Dozens of test tubes in a holder

UMD Bioengineers Awarded $1 Million Moore Foundation Grant to Advance Bioelectronic Technology

Mon, Aug 29, 2022
William E. Bentley and Greg Payne

Researchers use redox to drive two-way communication between electronics and biological systems.

University of Maryland (UMD) bioengineers were awarded a $1 million Gordon and Betty Moore Foundation grant to advance technology that could bridge the gap between electronic devices and biology. This work, led by researchers within Maryland’s Fischell Department of Bioengineering (BIOE), Institute for Bioscience and Biotechnology Research (IBBR), and Robert E. Fischell Institute for Biomedical Devices, aims to fuse the information-processing capabilities of electronics and biology in order to connect the Internet of Things with the living world.

“The ability to create devices that freely exchange information between the electronic and biological worlds would change everything from how we prevent and treat diseases to how we process and store data,” said Fischell Institute director and BIOE professor William E. Bentley, the project’s principal investigator. 

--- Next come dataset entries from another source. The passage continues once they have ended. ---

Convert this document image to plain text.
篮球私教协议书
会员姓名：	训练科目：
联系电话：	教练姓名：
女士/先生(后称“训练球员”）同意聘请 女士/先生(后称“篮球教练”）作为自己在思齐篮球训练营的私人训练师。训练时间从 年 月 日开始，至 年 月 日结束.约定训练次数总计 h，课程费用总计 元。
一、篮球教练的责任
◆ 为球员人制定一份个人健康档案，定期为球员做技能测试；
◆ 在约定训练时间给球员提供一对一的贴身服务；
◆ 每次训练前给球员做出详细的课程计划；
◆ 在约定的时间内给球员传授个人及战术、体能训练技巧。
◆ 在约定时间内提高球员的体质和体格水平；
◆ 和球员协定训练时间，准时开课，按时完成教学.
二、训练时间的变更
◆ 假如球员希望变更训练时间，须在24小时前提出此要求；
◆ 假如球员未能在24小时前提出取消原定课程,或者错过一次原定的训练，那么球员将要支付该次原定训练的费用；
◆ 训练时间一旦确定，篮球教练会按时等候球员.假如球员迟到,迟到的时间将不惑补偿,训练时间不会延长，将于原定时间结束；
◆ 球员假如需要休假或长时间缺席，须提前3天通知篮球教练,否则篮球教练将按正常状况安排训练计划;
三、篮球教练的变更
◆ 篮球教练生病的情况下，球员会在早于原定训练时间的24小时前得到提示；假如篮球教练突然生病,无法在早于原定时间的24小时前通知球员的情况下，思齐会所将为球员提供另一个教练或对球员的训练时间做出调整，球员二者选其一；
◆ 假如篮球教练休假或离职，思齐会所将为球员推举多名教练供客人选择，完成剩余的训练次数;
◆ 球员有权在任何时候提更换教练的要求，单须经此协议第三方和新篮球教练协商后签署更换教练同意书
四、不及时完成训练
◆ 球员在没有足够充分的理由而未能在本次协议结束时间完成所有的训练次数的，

Bentley is working with Fischell Institute and IBBR faculty member Greg Payne and a team of collaborators to develop an electron-based interface to enable two-way communication between biological systems and electronic devices. In order to do this, they’re using synthetic biology and materials engineering tools to translate chemical and biological information – information contained in molecules, based on their concentration and their structure – into signals that can be “picked up” by electrodes. To achieve this, the team is using what are known as redox molecules to serve as a vehicle for information transfer.

By engineering cells with synthetic biology components, the research team has experimentally demonstrated a proof-of-concept device wherein engineered cells “recognize” small molecules in natural environments and then convert that information into redox molecules that electrodes can “read.” 

The team has also done the reverse, whereby electrodes “activate” redox molecules that, in turn, cue specific genetic actions in cells; in essence, this process enables electronic programming of cell function, a  key step in the development of electronic devices that can drive biological functions. 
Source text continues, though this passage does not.